Pour leur premier album "Lost" les allemands de Thoughts Factory ont mis les petits plats dans les grands. Côté personnel, trois des cinq membres de cette formation sont d’aguerris musiciens de studio pour Paul Gilbert, Kiko Loureiro, Scott Henderson ou Alan Holdsworth ! Côté musique, "Lost" est album concept qui essaie d’aborder la terrible question du suicide de l’être aimé, à travers les interrogations et les états d’âme que cela engendre. L’ambition et l’expérience sont donc à mettre au crédit de ce groupe qui revendique les grands noms du rock et du métal progressif comme inspirations.

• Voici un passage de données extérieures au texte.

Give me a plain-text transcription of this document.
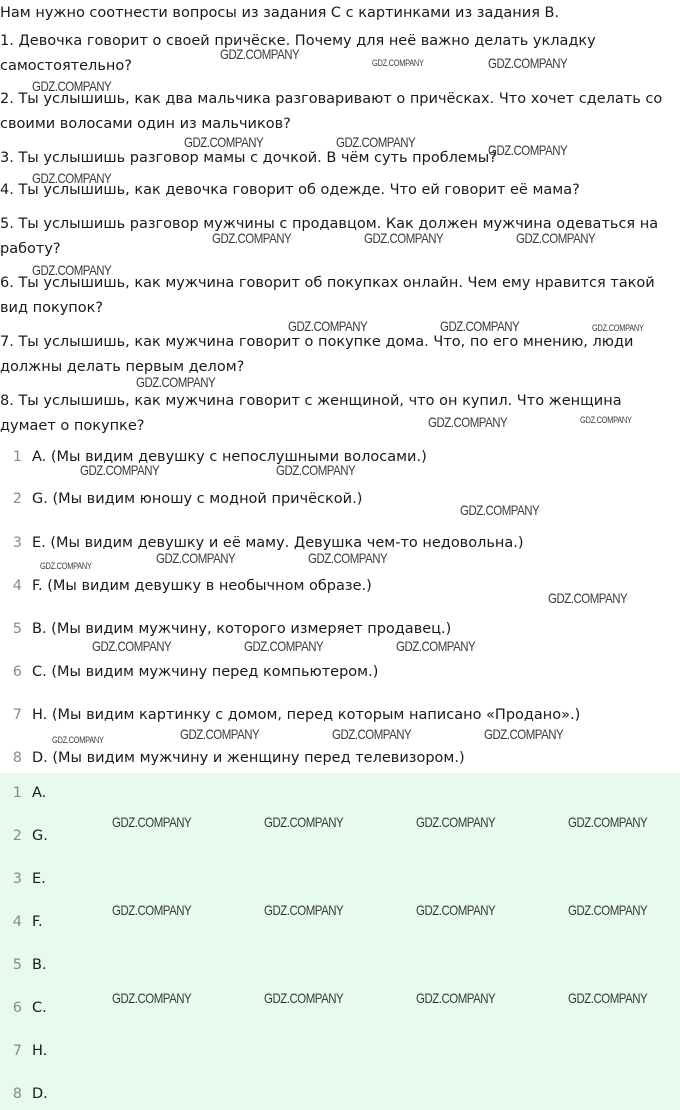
Нам нужно соотнести вопросы из задания С с картинками из задания B.
1. Девочка говорит о своей причёске. Почему для неё важно делать укладку самостоятельно?
2. Ты услышишь, как два мальчика разговаривают о причёсках. Что хочет сделать со своими волосами один из мальчиков?
3. Ты услышишь разговор мамы с дочкой. В чём суть проблемы?
4. Ты услышишь, как девочка говорит об одежде. Что ей говорит её мама?
5. Ты услышишь разговор мужчины с продавцом. Как должен мужчина одеваться на работу?
6. Ты услышишь, как мужчина говорит об покупках онлайн. Чем ему нравится такой вид покупок?
7. Ты услышишь, как мужчина говорит о покупке дома. Что, по его мнению, люди должны делать первым делом?
8. Ты услышишь, как мужчина говорит с женщиной, что он купил. Что женщина думает о покупке?
1 A. (Мы видим девушку с непослушными волосами.)
2 G. (Мы видим юношу с модной причёской.)
3 E. (Мы видим девушку и её маму. Девушка чем-то недовольна.)
4 F. (Мы видим девушку в необычном образе.)
5 B. (Мы видим мужчину, которого измеряет продавец.)
6 C. (Мы видим мужчину перед компьютером.)
7 H. (Мы видим картинку с домом, перед которым написано «Продано».)
8 D. (Мы видим мужчину и женщину перед телевизором.)
1 A.
2 G.
3 E.
4 F.
5 B.
6 C.
7 H.
8 D.
GDZ.COMPANY
GDZ.COMPANY	GDZ.COMPANY
GDZ.COMPANY
GDZ.COMPANY	GDZ.COMPANY	GDZ.COMPANY
GDZ.COMPANY
GDZ.COMPANY	GDZ.COMPANY	GDZ.COMPANY
GDZ.COMPANY
GDZ.COMPANY	GDZ.COMPANY	GDZ.COMPANY
GDZ.COMPANY
GDZ.COMPANY	GDZ.COMPANY
GDZ.COMPANY	GDZ.COMPANY
GDZ.COMPANY
GDZ.COMPANY	GDZ.COMPANY	GDZ.COMPANY
GDZ.COMPANY
GDZ.COMPANY	GDZ.COMPANY	GDZ.COMPANY
GDZ.COMPANY	GDZ.COMPANY	GDZ.COMPANY	GDZ.COMPANY
GDZ.COMPANY	GDZ.COMPANY	GDZ.COMPANY	GDZ.COMPANY
GDZ.COMPANY	GDZ.COMPANY	GDZ.COMPANY	GDZ.COMPANY
GDZ.COMPANY	GDZ.COMPANY	GDZ.COMPANY	GDZ.COMPANY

Après une introduction instrumentale maitrisée typique du métal progressif ce sont sur les émotions vocales de Markus Becker que se porte le final de 'Awakening'. 'The Deep Forest', un des trois gros morceaux de "Lost", opère la jonction en gardant la même typologie harmonique qui fait clairement référence aux compatriotes de l’excellent groupe Wolverine. A mesure que s’égrainent les douze minutes de ce titre riche, le plaisir à l'écoute de certaines mélodies et refrains se voit disputé par quelques moments de déception. En cause les grossières insertions growl opethiennes et la difficulté à rendre cohérentes les différentes parties de cette pure tentative progressive. Les allemands s’en tirent un peu mieux sur 'Desperation' qui par son format court limite les occasions de se perdre en chemin.
Nous attendions le "moment Dream Theater" et le suspens aura été maintenu pendant quatre titres. 'Voices From Heaven' souffre des mêmes travers que 'The Deep Forest' avec la circonstance aggravante que le fantôme de Dream Theater (période "Six Degrees Of Inner Turbulence"), avec un soupçon de Mullmuzzler, plane ouvertement sur une grande partie des choix mélodiques. Se contenter de la technique et d'une bonne culture musicale ne permettront jamais de proposer de la musique progressive de qualité, même si la combinaison fait illusion pendant 'No Way Out'. La déception de plus en plus installée trouve un répit durant l’instrumentale toute en finesse de 'The Mire' mais pour 'Death Of A Dream' les tropismes encombrants resurgissent et les quelques idées évanescentes ne trompent pas l’oreille entraînée.
Il n’y a rien de plus désagréable en musique que la pale copie. Dream Theater incarne tellement sa propre caricature depuis plusieurs albums qu’il est inutile d’en rajouter une de plus. Si Thoughts Factory a voulu profiter des souffrances du souverain pour s’infiltrer dans la brèche et raviver les vieilles antiennes c'est qu'il a trop vite oublié que le patrimoine laissé par les américains est tellement solide et incontestable que la meilleure façon d’aborder le métal progressif est ailleurs. Thoughts Factory à des arguments à faire valoir mais il lui faudra se défaire de ses influences trop pesantes pour trouver son expression personnelle.